Table Talk is designed to help families do devotions together. They include really helpful notes to help explain the Bible passage, as well as questions to ask, and even some activities for the kids to do together. It's not unusual to have all sorts of role playing happening at our breakfast table as a result (along with the occasional more ambitious adventure)!
XTB (Explore the Bible), is designed to work with Table Talk, having books that correspond to each other). It's meant to be used for personal devotions for children who are old enough to start reading the Bible for themselves. We started Jacob using these when he started reading, and he loves them.

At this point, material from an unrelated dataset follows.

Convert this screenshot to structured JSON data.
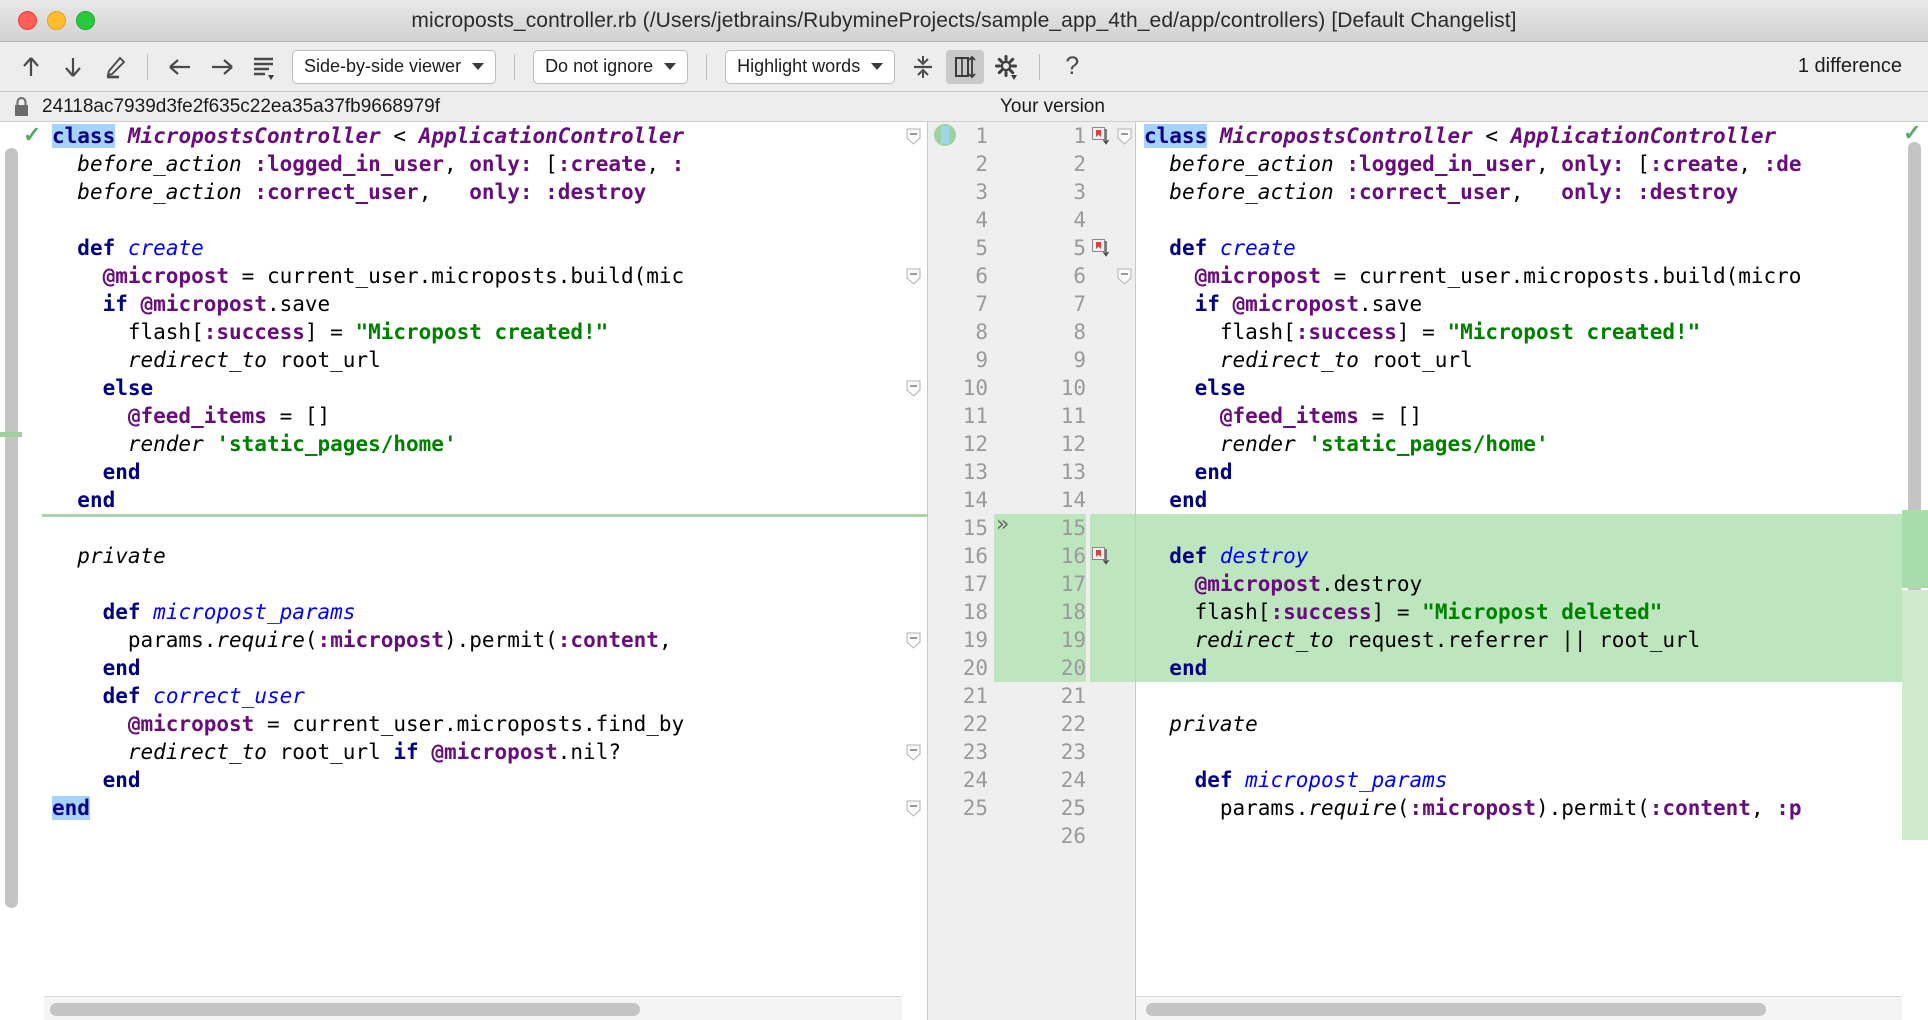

It includes a passage to read as well as some questions and activities to help the kids understand the Bible passage a little better.
Reading the Bible one to one
We have also found that with 3 kids all at different developmental stages, we need to read the Bible with each of them separately. We usually do this at the end of the day, after stories and before bed.
While I agree with Noel Piper that it's good for kids to hear the Bible read whatever their age (and we do that in the morning with Table Talk), we have decided to use children's Bibles as well, in order to help them understand what they are hearing a little better. Jean has compiled a very useful list of Children's Bibles that is worth a read if you're trying to decide which version to read to your child. With Jacob, when he was ready, we moved on to an easy-to-read Bible (NIrV).
At the moment another little tradition we have with our kids is that we're slowly reading through some of the books written by Colin Buchanan. We bought Jacob and Rebecca Remember the Lord and Practise Being Godly for Easter. The books are kind of devotional in style, but correspond with the songs on each respective album. At the moment, we read one section on a Sunday night to each of them. We look at the pictures that he's drawn and read what he's written and sing the songs. It's a lot of fun and the kids really look forward to that time on a Sunday night.
Another we do is pray with our kids at various times in the day - before meals, after we read the Bible, when something comes up. We don't have any grand strategies with this - just encourage them to 'talk to God'.
We have done a bit of Bible memorisation with our kids at Christmas and Easter time in a more 'formal' way. During the rest of the year, we mainly consolidate what they've been learning at Sunday School. It's amazing how quickly kids can memorise things - and what a wonderful thing the Bible is to memorise! This is actually something I want to do a bit more of in our family having been inspired by Jean's example of memorising the Bible at breakfast and teaching her children the psalms.
Another thing that we try to do with our kids is sing songs about Jesus with them. We are so blessed in Australia to have wonderful kids cds made by Emu music and musicians like Colin Buchanan. We listen to them in car trips, the kids listen as they go to sleep at night, we sing them during the day - it's amazing how much our kids seem to have learned from the songs they've listened to!
Modelling it ourselves
And of course, we can hardly expect our kids to learn everyday habits of reading the Bible and praying and memorising God's word if we aren't doing these things as parents. This really hit home for me a year or so ago when I noticed Jacob copying the way Dave and I shut the door when we read our Bibles in the morning.
So these are just some of the things that we've tried so far with our little family. I'd love to hear from you though. What has worked for you and your family?